Thresholds
Murray Jose
September 2003


When members of what would become the Fellowship of the Ring crossed the threshold into Bilbo Baggins home, they knew that their lives were about to change forever. They would not be able to walk back across that threshold the same person. Thus it is with thresholds, whether physical or psychological. Once you cross them, everything changes and there is no turning back.

I expect that I will soon cross a psychological threshold that will change me forever. I will start the cocktail for the first time. This is not just about starting new drugs. This is changing a part of my identity. My identity has evolved with changes in my life and for the last 12 yrs has included being HIV positive and not being on medication. There are lots of emotional elements to that identity. For the last few years, I have considered myself a long-term non-progressor. Significant parts of my identity will now have to change.

I know that many of the fears related to crossing this threshold are irrational. Starting a cocktail does not mean the disease is winning and I need outside assistance. It does not need to be a daily physical reminder of the fact that I'm living with HIV. It does not mean that I will have side effects that make me feel worse than I do without the drugs. It does not mean that within years I will have facial and physical changes that will identify me as a PHA to everyone on the street. It does not mean that I am getting closer to a point when I will need to rely on others in a way that I dread. It does not put a more finite time on my mortality. Yet I have those fears; and more.

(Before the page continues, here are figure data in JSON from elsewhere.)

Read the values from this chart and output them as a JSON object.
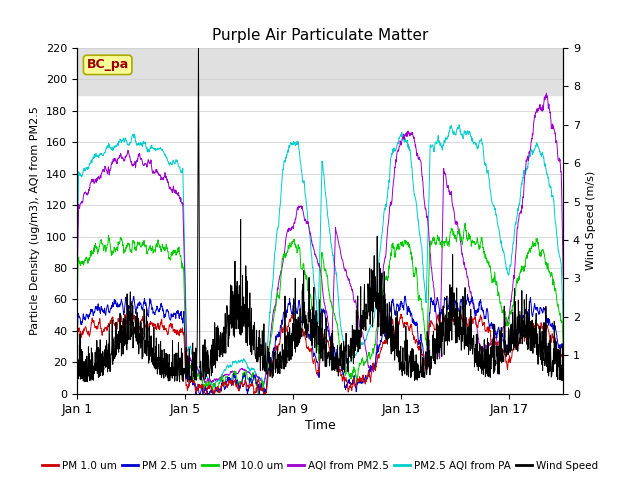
{
  "title": "Purple Air Particulate Matter",
  "xlabel": "Time",
  "ylabel_left": "Particle Density (ug/m3), AQI from PM2.5",
  "ylabel_right": "Wind Speed (m/s)",
  "annotation": "BC_pa",
  "ylim_left": [
    0,
    220
  ],
  "ylim_right": [
    0.0,
    9.0
  ],
  "yticks_left": [
    0,
    20,
    40,
    60,
    80,
    100,
    120,
    140,
    160,
    180,
    200,
    220
  ],
  "yticks_right": [
    0.0,
    1.0,
    2.0,
    3.0,
    4.0,
    5.0,
    6.0,
    7.0,
    8.0,
    9.0
  ],
  "xtick_labels": [
    "Jan 1",
    "Jan 5",
    "Jan 9",
    "Jan 13",
    "Jan 17"
  ],
  "xtick_positions": [
    0,
    4,
    8,
    12,
    16
  ],
  "n_days": 18,
  "n_points": 1800,
  "shade_ymin": 190,
  "shade_ymax": 220,
  "colors": {
    "pm1": "#cc0000",
    "pm25": "#0000cc",
    "pm10": "#00cc00",
    "aqi_pm25": "#9900cc",
    "aqi_pa": "#00cccc",
    "wind": "#000000"
  },
  "legend": [
    {
      "label": "PM 1.0 um",
      "color": "#cc0000"
    },
    {
      "label": "PM 2.5 um",
      "color": "#0000cc"
    },
    {
      "label": "PM 10.0 um",
      "color": "#00cc00"
    },
    {
      "label": "AQI from PM2.5",
      "color": "#9900cc"
    },
    {
      "label": "PM2.5 AQI from PA",
      "color": "#00cccc"
    },
    {
      "label": "Wind Speed",
      "color": "#000000"
    }
  ],
  "background_color": "#ffffff",
  "shade_color": "#e0e0e0"
}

As part of my fear, I wonder how crossing this threshold will impact the identities that I perceive others have of me. What will it mean to those newly diagnosed who have gained hope and optimism from the slow disease progression that I have experienced? Somewhere along the line, I've taken that identity and accepted some responsibility of offering hope by my example of good health. Not really a responsibility that was ever mine to give yet something that now I feel I am losing and no longer able to offer.

It's difficult to discuss this without sounding melodramatic. It's also difficult to know who to discuss it with. How can I share my fears with friends who are on their last available cocktail and have been on drugs for years dealing with side effects? Or the friend who only seroconverted a year and a half ago but is dealing with the same medical issues I'm facing after 12 ½ years?

Ultimately, I know that in order to cross this threshold I need to trust: trust in my own judgement; trust that if I share my fears and ask for support, my friends will support me; trust that once I cross the threshold, I will see and understand things more clearly thus lessening some of my fears; trust that I will be able to deal with whatever I experience having crossed; trust that in moving forward, I am moving and therefore living.